Pumpkin Soup with Mungbeans, Curry and Walnuts

For 4 Portions



1 Shallot, chopped
1 glove of Garlic, chopped
30g Butter
500g Pumpkin (I took butternut pumpkin), diced
1/4 Cup uncooked Mungbeans
7dl Vegetable Bouillon
1 Tsp. Curcuma powder
1 Tsp. Cumin powder
1 Tsp Coriander powder (I like the fresh coriander better, but didn’t have any at home)
4 Tsp. Creme fraiche
1 handfull Walnuts


The Mungbeans have to lay in cold water for about 2 hours. Then you cook them on a low heat for about an hour. I usually make a lot more and use them in Salads or rice dishes.

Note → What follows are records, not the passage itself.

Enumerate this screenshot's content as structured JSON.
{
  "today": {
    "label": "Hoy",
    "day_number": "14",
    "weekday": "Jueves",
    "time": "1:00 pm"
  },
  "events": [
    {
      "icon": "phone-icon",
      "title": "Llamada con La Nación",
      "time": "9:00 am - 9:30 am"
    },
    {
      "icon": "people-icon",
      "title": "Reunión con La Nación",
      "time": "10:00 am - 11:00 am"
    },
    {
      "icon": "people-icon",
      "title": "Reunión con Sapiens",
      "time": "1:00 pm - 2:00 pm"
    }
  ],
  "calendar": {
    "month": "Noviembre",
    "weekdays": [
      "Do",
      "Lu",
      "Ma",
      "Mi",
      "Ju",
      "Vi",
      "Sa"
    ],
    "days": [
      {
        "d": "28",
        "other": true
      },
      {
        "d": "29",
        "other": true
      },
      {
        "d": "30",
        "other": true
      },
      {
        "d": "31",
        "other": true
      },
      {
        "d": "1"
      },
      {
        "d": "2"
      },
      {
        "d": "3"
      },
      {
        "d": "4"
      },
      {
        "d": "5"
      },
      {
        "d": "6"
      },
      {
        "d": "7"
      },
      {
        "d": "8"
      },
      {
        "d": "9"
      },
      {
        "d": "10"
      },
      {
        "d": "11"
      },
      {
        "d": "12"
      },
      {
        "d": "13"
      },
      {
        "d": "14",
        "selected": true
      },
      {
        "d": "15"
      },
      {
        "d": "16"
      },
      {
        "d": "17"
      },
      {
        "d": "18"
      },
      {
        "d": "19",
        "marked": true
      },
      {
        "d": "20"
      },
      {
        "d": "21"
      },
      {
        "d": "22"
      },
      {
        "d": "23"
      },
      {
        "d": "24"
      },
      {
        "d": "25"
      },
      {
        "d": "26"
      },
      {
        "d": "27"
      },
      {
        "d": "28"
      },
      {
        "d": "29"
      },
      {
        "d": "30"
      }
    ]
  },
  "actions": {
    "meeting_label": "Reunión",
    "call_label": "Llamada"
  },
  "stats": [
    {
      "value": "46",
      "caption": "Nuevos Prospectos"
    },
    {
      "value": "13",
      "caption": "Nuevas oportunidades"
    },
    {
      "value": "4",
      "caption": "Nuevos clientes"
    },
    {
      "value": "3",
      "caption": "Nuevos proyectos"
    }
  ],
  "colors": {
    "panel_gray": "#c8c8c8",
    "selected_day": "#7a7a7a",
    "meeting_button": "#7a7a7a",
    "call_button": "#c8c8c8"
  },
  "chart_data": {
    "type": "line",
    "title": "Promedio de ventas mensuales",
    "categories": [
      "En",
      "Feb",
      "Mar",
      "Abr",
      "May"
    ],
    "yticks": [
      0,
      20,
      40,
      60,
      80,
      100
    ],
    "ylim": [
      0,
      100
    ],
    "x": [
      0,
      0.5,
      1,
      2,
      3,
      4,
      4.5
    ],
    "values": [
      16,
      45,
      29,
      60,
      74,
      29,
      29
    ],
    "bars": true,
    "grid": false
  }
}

Heat up about 30g of Butter in a high pan and cook the Shallot and Garlic in it. Then add the Pumpkin dices and the cooked Mungbeans. Poor the Bouillon into the pan and add all the spices. At the end season it with Salt and Pepper and let it cook for about 10-15 minutes. Then I purée everything.

Crush the Walnuts and roast them in a pan.

Before I serve the soup bowl, I give a spoon full of Crème Fraiche on top and sprinkle some roasted walnuts over it.